There is much one hears of depression but, interesting in itself, very little on blogs or when in conversation with friends. It is a taboo topic. People will employ every form of euphemism to avoid the word. Two people famously spring to mind who were brave enough to admit to the condition; Winston Churchill with his black dog days, (note the euphemism) and Stephen Fry, who was brave enough to call his black dog by its correct name, bipolar, and explore it in detail.
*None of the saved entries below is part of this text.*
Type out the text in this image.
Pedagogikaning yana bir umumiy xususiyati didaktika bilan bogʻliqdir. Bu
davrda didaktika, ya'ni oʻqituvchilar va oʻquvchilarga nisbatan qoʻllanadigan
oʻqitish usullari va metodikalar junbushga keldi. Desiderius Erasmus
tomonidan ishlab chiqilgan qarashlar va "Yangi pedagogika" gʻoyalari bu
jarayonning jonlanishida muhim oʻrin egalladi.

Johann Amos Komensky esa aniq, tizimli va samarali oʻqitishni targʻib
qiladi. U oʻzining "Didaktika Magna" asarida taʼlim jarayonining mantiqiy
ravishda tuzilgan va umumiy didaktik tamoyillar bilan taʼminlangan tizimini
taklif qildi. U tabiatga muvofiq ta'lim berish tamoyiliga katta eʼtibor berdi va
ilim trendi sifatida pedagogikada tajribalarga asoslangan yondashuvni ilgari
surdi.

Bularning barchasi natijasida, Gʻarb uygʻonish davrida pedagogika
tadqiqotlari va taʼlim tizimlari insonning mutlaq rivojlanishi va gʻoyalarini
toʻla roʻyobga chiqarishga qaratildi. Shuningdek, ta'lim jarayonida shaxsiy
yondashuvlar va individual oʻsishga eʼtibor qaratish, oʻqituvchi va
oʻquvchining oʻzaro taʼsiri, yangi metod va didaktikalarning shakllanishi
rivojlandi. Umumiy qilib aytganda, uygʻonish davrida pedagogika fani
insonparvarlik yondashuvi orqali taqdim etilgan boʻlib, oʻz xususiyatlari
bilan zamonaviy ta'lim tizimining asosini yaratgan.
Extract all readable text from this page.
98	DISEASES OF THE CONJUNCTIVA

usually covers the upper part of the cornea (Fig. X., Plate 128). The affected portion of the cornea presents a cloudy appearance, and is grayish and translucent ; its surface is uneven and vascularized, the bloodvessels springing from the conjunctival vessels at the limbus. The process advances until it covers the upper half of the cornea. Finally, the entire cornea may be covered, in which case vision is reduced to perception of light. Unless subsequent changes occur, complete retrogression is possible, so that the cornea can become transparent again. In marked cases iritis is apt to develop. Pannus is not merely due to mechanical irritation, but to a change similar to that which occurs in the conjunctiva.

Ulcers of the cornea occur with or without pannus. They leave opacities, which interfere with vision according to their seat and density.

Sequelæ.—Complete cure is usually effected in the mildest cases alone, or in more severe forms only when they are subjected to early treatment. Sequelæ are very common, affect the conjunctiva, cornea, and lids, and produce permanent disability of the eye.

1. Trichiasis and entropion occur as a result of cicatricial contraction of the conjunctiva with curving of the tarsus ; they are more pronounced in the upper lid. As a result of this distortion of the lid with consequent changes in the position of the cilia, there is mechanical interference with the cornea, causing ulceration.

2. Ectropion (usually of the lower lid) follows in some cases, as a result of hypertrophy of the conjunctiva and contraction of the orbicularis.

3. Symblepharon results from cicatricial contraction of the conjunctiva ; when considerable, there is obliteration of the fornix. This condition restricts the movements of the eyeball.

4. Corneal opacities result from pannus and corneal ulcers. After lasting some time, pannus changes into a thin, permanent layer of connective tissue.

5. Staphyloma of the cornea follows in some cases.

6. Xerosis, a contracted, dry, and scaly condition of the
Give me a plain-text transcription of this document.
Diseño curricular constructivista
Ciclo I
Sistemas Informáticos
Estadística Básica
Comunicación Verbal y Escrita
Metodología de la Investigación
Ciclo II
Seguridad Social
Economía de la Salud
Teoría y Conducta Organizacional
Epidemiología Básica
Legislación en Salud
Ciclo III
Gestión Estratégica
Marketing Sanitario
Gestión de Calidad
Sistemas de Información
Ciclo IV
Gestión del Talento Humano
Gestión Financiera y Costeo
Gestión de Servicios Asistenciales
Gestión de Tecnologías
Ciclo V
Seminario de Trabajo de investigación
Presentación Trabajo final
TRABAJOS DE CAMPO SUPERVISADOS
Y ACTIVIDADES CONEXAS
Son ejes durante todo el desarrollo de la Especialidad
I have been pondering on this question; why is the topic so forbidden? I believe that, in the first instance, it is seen by both parties, confest and confessor, as an admission of failure, a sin of omission; the weaker party having failed to live up to the current maxim of the necessity, in all circumstances, to be positive, to look on the bright side, to get a grip, to pull oneself together, et cetera ad nauseam.
Such circumlocutions, I believe, are haunted by fear. In the way that depression itself is irrational, the inability of people to discuss it is equally so. One may discuss any physical affliction without embarrassment but not the mental equivalent. The difference being, perhaps, that while a condition such as measles is recognised as being contagious and, therefore, comprehensible and so containable, the fear is that depression maybe similarly catching though in a totally incomprehensible fashion which is, hence, uncontrollable. Of the former, one can be objective, scientific even, of the latter, being as it is of the mind, one relapses into being subjective.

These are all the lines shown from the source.